The proceedings of last year's seminar, produced in book form by Libreria Editrice Vaticana, is a 200-page volume, edited by Msgr. Charles Scicluna, an official of the Congregation for the Doctrine of the Faith. In presenting the book to the press, Bishop Elio Sgreccia-- the president of the Pontifical Academy for Life, which organized the April seminar-- stressed that it includes a wide variety of approaches, including "scientific considerations, but also anthropological, ecclesiological, and pastoral."

Bishop Sgreccia summed up the most provocative conclusion of the seminar by saying that the specialists assembled by the Vatican had concluded that "it is possible and necessary to find an approach even for priests who are guilty of sexual abuse, to pursue treatment and rehabilitation, and not to abandon them or consider them useless to the Church."

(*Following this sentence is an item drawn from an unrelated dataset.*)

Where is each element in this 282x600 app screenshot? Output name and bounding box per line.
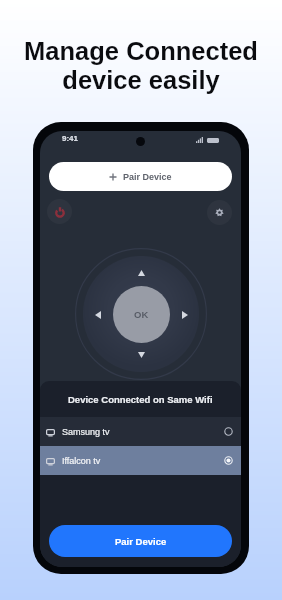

The seminar, held April 2-5, 2003, brought together a dozen doctors and psychiatrists, of different religious backgrounds, from the United States, Canada, and Germany. The closed-door meeting was also attended by representatives of several Vatican dicasteries.

The seminar, which was announced as an effort to study the sex-abuse problem from "a strictly scientific and clinical point of view," came one year after the leading prelates of the United States were summoned to Rome for a special meeting to discuss the burgeoning American sex-abuse scandal.

The published proceedings of the seminar show that many participants looked askance at the approach adopted by the US bishops. Canadian research Karl Hanson argued for more flexible guidelines. American psychiatrist Martin Kafka spoke of the "excessively punitive" policies adopted by American hierarchy. And Canadian William Marshall, a specialist in the psychology of pedophile, argued that the strict policies ratified by the US bishops' conference at a 2002 meeting in Dallas failed to address the problems of the pedophile priests themselves.